In Évian trafen sich die westlichen Staaten und Hilfsorganisationen auf Initiative von US-Präsident Franklin D. Roosevelt, um über die Aufnahme jüdischer Flüchtlinge aus Deutschland zu beraten. Das Ergebnis: Am Ende redeten sich alle Staaten heraus – wirtschaftliche Probleme ließen keine andere Wahl, hieß es.
Zum 80. Jahrestag der Konferenz schrieb der SPIEGEL „Als die Welt sich abwandte“. Jüdischen Leben ist nicht nur deswegen heute davon getrieben, sich niemals abzuwenden, wenn Unrecht geschieht oder wenn Hilfe gesucht wird.

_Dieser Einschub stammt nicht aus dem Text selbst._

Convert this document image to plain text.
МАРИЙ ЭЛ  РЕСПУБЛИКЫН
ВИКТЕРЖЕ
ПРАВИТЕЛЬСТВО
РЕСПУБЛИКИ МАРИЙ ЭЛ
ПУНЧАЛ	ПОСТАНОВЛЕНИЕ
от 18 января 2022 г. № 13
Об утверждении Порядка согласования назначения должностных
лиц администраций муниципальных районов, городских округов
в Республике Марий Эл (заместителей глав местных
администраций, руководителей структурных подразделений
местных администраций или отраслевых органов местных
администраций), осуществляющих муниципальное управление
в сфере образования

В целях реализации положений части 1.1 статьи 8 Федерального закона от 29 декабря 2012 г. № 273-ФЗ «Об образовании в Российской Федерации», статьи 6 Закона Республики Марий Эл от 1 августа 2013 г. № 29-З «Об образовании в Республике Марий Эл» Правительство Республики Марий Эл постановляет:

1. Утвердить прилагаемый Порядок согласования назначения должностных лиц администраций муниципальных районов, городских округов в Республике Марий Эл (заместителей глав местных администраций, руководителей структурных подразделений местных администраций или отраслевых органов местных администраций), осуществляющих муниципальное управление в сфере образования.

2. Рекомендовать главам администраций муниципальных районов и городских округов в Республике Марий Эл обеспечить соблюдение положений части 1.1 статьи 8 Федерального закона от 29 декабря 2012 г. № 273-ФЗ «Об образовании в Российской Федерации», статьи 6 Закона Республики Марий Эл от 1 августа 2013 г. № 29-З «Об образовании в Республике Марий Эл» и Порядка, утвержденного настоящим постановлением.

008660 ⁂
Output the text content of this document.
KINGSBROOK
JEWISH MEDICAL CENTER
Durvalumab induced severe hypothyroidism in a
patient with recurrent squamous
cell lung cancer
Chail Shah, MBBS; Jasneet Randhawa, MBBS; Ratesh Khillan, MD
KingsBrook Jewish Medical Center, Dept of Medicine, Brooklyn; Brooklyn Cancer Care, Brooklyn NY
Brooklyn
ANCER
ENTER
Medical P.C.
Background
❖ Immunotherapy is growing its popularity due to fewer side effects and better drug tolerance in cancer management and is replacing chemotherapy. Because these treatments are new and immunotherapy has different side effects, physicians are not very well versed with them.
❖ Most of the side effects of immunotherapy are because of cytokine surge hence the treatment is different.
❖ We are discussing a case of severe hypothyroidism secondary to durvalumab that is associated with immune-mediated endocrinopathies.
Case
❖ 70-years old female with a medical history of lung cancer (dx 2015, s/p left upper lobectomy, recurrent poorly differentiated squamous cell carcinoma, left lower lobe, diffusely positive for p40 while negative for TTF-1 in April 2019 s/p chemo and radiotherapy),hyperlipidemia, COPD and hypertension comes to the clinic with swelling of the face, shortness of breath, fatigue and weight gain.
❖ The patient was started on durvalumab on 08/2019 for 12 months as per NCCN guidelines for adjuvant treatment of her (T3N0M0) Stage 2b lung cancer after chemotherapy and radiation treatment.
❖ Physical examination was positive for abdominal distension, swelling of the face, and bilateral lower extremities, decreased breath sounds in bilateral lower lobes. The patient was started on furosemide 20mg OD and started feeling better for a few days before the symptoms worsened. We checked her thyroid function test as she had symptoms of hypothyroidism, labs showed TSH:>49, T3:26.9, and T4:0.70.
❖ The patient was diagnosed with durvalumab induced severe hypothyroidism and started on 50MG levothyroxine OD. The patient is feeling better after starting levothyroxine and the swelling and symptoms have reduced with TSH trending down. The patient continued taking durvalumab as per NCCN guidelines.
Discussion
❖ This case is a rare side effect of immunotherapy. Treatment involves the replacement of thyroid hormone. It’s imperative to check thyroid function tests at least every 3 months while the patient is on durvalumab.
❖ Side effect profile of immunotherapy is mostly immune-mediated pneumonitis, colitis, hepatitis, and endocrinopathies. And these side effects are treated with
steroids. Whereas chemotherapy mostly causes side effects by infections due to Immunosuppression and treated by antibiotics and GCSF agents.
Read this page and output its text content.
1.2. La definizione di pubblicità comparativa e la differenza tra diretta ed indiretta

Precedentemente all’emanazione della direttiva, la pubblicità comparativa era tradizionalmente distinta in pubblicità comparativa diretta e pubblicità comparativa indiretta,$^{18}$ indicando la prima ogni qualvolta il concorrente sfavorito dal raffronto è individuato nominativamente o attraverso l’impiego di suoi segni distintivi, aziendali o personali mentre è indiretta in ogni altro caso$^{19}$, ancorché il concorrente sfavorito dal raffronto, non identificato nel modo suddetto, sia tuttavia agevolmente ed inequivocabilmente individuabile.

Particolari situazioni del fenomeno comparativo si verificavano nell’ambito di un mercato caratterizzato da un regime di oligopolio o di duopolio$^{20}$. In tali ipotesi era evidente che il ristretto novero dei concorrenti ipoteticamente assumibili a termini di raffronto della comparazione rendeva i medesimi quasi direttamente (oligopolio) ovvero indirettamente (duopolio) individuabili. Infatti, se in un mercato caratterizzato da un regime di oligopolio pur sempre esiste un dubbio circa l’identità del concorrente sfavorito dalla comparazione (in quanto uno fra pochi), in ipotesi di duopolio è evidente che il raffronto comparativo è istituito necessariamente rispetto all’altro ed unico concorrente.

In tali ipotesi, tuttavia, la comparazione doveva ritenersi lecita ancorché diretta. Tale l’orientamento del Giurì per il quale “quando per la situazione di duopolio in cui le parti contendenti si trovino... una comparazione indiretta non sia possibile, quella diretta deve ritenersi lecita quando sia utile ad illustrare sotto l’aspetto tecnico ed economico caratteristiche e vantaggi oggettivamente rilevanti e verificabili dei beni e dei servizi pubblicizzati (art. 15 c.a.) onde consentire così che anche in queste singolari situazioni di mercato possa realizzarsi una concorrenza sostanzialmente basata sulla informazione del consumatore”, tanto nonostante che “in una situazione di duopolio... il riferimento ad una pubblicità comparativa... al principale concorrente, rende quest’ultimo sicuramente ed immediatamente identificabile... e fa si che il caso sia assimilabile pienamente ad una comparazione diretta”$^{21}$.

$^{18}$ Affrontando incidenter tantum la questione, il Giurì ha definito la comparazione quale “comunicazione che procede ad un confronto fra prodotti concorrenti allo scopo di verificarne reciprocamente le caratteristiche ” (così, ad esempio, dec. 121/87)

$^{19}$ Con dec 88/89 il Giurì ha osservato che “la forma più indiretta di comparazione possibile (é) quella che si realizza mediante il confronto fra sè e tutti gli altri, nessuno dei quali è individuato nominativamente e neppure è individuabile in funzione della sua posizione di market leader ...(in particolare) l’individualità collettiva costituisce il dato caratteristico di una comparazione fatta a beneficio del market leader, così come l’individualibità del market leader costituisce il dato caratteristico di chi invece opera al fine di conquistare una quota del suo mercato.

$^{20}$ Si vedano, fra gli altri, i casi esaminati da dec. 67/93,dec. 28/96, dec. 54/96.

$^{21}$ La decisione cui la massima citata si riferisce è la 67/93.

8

Ich glaube, ohne diesen historischen und ethischen Unterbau kann auch die beste Struktur nur notdürftig helfen. Für wirkliche Solidarität, für Empathie, braucht es das Zusammenspiel dieser Dimensionen und das sehe ich im Judentum ganz besonders gegeben.
Vielen Dank für die Aufmerksamkeit und ich freue mich auf die Diskussion!